A Ford acaba de abandonar um dos projetos mais ambiciosos de sua história recente: o desenvolvimento de uma nova arquitetura elétrica e eletrônica que funcionaria como o “cérebro digital” da próxima geração de veículos da marca.
A plataforma, chamada internamente de FNV4, era vista como essencial para que a empresa competisse em pé de igualdade com nomes como Tesla e Rivian, oferecendo EVs mais eficientes, conectados e lucrativos.
No entanto, segundo reportagem da Reuters, o projeto foi encerrado por conta de custos crescentes e atrasos significativos no cronograma.
A decisão pode ter consequências profundas no desenvolvimento de futuros produtos da marca, como uma nova geração da picape elétrica F-150 Lightning.
De acordo com fontes internas, a Ford já começou a comunicar discretamente alguns funcionários sobre o cancelamento do projeto, utilizando inclusive um vídeo interno para explicar os motivos por trás da mudança de direção.
O porta-voz da montadora confirmou à Reuters que a empresa está agora focada em melhorar sua arquitetura atual, aproveitando o que foi aprendido com o desenvolvimento da FNV4.
“Estamos comprometidos em entregar experiências de veículos totalmente conectados em toda a nossa linha, independentemente do tipo de motorização, enquanto muitos outros na indústria concentram a tecnologia mais avançada apenas nos modelos elétricos”, afirmou a empresa.
O problema é que, diferente das startups de mobilidade que começaram do zero com sistemas modernos e integrados, a Ford — como outras montadoras tradicionais — tem que lidar com uma colcha de retalhos tecnológica herdada de décadas de relacionamento com fornecedores.

Cada sistema, como bancos com ajuste elétrico, por exemplo, costuma vir com seu próprio módulo e software controlado pelo fornecedor, o que torna a integração entre os componentes um verdadeiro pesadelo.
O próprio CEO da Ford, Jim Farley, abordou essa dificuldade em seu podcast em 2023.
“Temos cerca de 150 módulos eletrônicos com semicondutores espalhados pelo carro. O problema é que o software desses módulos é escrito por 150 empresas diferentes e eles não conversam entre si. Então, mesmo que tenha o logotipo da Ford no carro, eu preciso pedir permissão para a Bosch para mudar o software de controle do banco”, revelou.
Essa realidade fragmentada tem sido um dos maiores obstáculos para montadoras tradicionais na corrida da digitalização automotiva.
A Volkswagen, por exemplo, também enfrentou problemas parecidos com sua divisão de software, a Cariad, que causou atrasos em projetos importantes como os veículos elétricos do Audi Artemis e do VW Trinity.
A situação foi tão crítica que a VW acabou firmando uma joint venture com a Rivian na tentativa de acelerar sua transição digital.
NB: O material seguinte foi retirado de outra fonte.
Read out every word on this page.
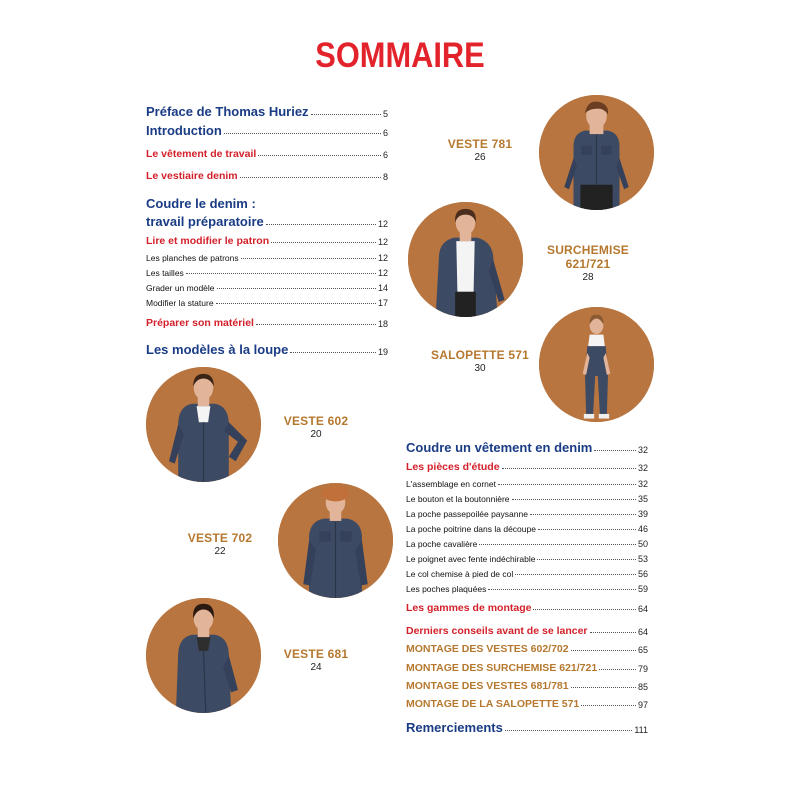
SOMMAIRE
Préface de Thomas Huriez	5
Introduction	6
Le vêtement de travail	6
Le vestiaire denim	8
Coudre le denim :
travail préparatoire	12
Lire et modifier le patron	12
Les planches de patrons	12
Les tailles	12
Grader un modèle	14
Modifier la stature	17
Préparer son matériel	18
Les modèles à la loupe	19
Coudre un vêtement en denim	32
Les pièces d'étude	32
L'assemblage en cornet	32
Le bouton et la boutonnière	35
La poche passepoilée paysanne	39
La poche poitrine dans la découpe	46
La poche cavalière	50
Le poignet avec fente indéchirable	53
Le col chemise à pied de col	56
Les poches plaquées	59
Les gammes de montage	64
Derniers conseils avant de se lancer	64
MONTAGE DES VESTES 602/702	65
MONTAGE DES SURCHEMISE 621/721	79
MONTAGE DES VESTES 681/781	85
MONTAGE DE LA SALOPETTE 571	97
Remerciements	111
VESTE 781
26
SURCHEMISE 621/721
28
SALOPETTE 571
30
VESTE 602
20
VESTE 702
22
VESTE 681
24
Na Ford, a decisão de abandonar o novo sistema FNV4 mostra uma guinada pragmática.
Em vez de insistir em uma arquitetura própria e cara, a empresa deve apostar no aperfeiçoamento de soluções já existentes — mesmo que isso limite, em parte, sua capacidade de oferecer atualizações por software mais sofisticadas e controle total dos recursos embarcados.
Em um mercado cada vez mais digital, essa escolha pode ser arriscada, mas também pode evitar mais prejuízos a curto prazo, num momento em que a Ford busca eficiência e rentabilidade em meio à desaceleração das vendas de EVs.